Discriminative Mixture-of-Templates for Viewpoint Classification
   Chunhui Gu and Xiaofeng Ren, at ECCV 2010


Object viewpoint classification aims at predicting an approximate 3D pose of objects in a scene and is receiving increasing attention. State-of-the-art approaches to viewpoint classification use generative models to capture relations between object parts. In this work we propose to use a mixture of holistic templates (e.g. HOG) and discriminative learning for joint viewpoint classification and category detection. Inspired by the work of Felzenszwalb et al 2009, we discriminatively train multiple components simultaneously for each object category. A large number of components are learned in the mixture and they are associated with canonical viewpoints of the object through different levels of supervision, being fully supervised, semi-supervised, or unsupervised.
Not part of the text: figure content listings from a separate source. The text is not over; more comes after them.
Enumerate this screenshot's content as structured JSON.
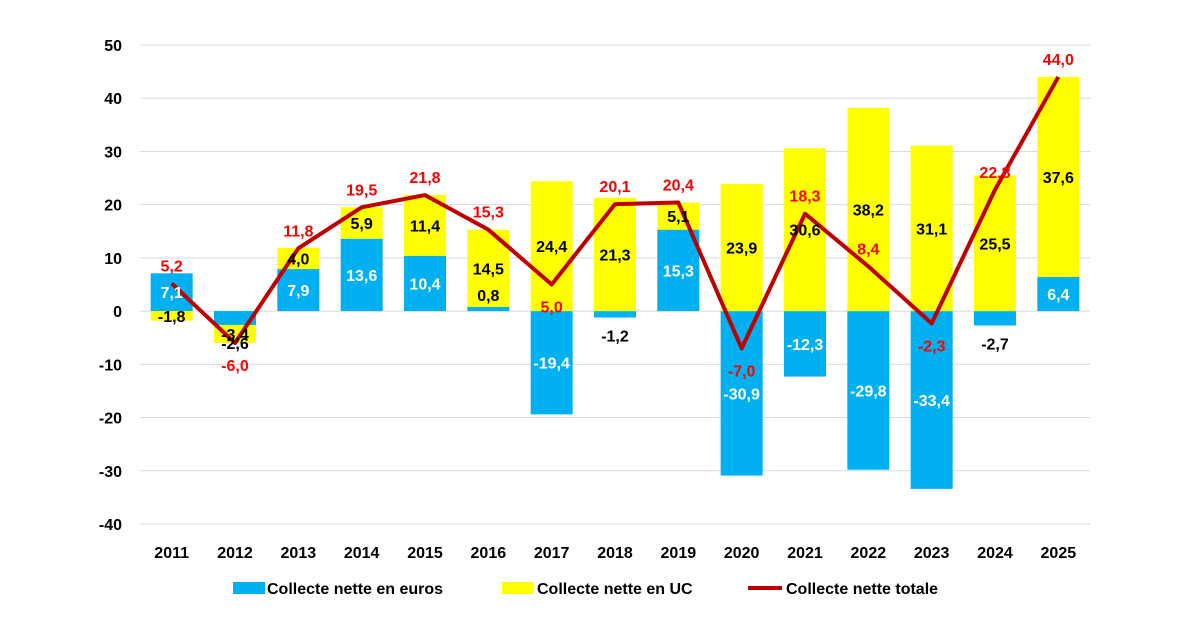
{
  "chart_data": {
    "type": "bar",
    "stacked": true,
    "categories": [
      "2011",
      "2012",
      "2013",
      "2014",
      "2015",
      "2016",
      "2017",
      "2018",
      "2019",
      "2020",
      "2021",
      "2022",
      "2023",
      "2024",
      "2025"
    ],
    "series": [
      {
        "name": "Collecte nette en euros",
        "kind": "bar",
        "color": "#00B0F0",
        "values": [
          7.1,
          -2.6,
          7.9,
          13.6,
          10.4,
          0.8,
          -19.4,
          -1.2,
          15.3,
          -30.9,
          -12.3,
          -29.8,
          -33.4,
          -2.7,
          6.4
        ],
        "labels": [
          "7,1",
          "-2,6",
          "7,9",
          "13,6",
          "10,4",
          "0,8",
          "-19,4",
          "-1,2",
          "15,3",
          "-30,9",
          "-12,3",
          "-29,8",
          "-33,4",
          "-2,7",
          "6,4"
        ]
      },
      {
        "name": "Collecte nette en UC",
        "kind": "bar",
        "color": "#FFFF00",
        "values": [
          -1.8,
          -3.4,
          4.0,
          5.9,
          11.4,
          14.5,
          24.4,
          21.3,
          5.1,
          23.9,
          30.6,
          38.2,
          31.1,
          25.5,
          37.6
        ],
        "labels": [
          "-1,8",
          "-3,4",
          "4,0",
          "5,9",
          "11,4",
          "14,5",
          "24,4",
          "21,3",
          "5,1",
          "23,9",
          "30,6",
          "38,2",
          "31,1",
          "25,5",
          "37,6"
        ]
      },
      {
        "name": "Collecte nette totale",
        "kind": "line",
        "color": "#C00000",
        "values": [
          5.2,
          -6.0,
          11.8,
          19.5,
          21.8,
          15.3,
          5.0,
          20.1,
          20.4,
          -7.0,
          18.3,
          8.4,
          -2.3,
          22.8,
          44.0
        ],
        "labels": [
          "5,2",
          "-6,0",
          "11,8",
          "19,5",
          "21,8",
          "15,3",
          "5,0",
          "20,1",
          "20,4",
          "-7,0",
          "18,3",
          "8,4",
          "-2,3",
          "22,8",
          "44,0"
        ]
      }
    ],
    "yticks": [
      "50",
      "40",
      "30",
      "20",
      "10",
      "0",
      "-10",
      "-20",
      "-30",
      "-40"
    ],
    "ylim": [
      -40,
      50
    ],
    "grid": true,
    "legend": "bottom",
    "label_colors": {
      "euros": "#FFFFFF",
      "euros_outside": "#000000",
      "uc": "#000000",
      "total": "#FF0000"
    }
  }
}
We show that discriminative learning is capable of producing mixture components that directly provide robust viewpoint classification, significantly outperforming the state of the art: we improve the viewpoint accuracy on the Savarese et al 3D Object database from 57% to 74%, and that on the VOC 2006 car database from 73% to 86%. In addition, the mixture-of-templates approach to object viewpoint/pose has a natural extension to the continuous case by discriminatively learning a linear appearance model locally at each discrete view. We evaluate continuous viewpoint estimation on a dataset of everyday objects collected using IMUs for groundtruth annotation: our mixture model shows great promise comparing to a number of baselines including discrete nearest neighbor and linear regression.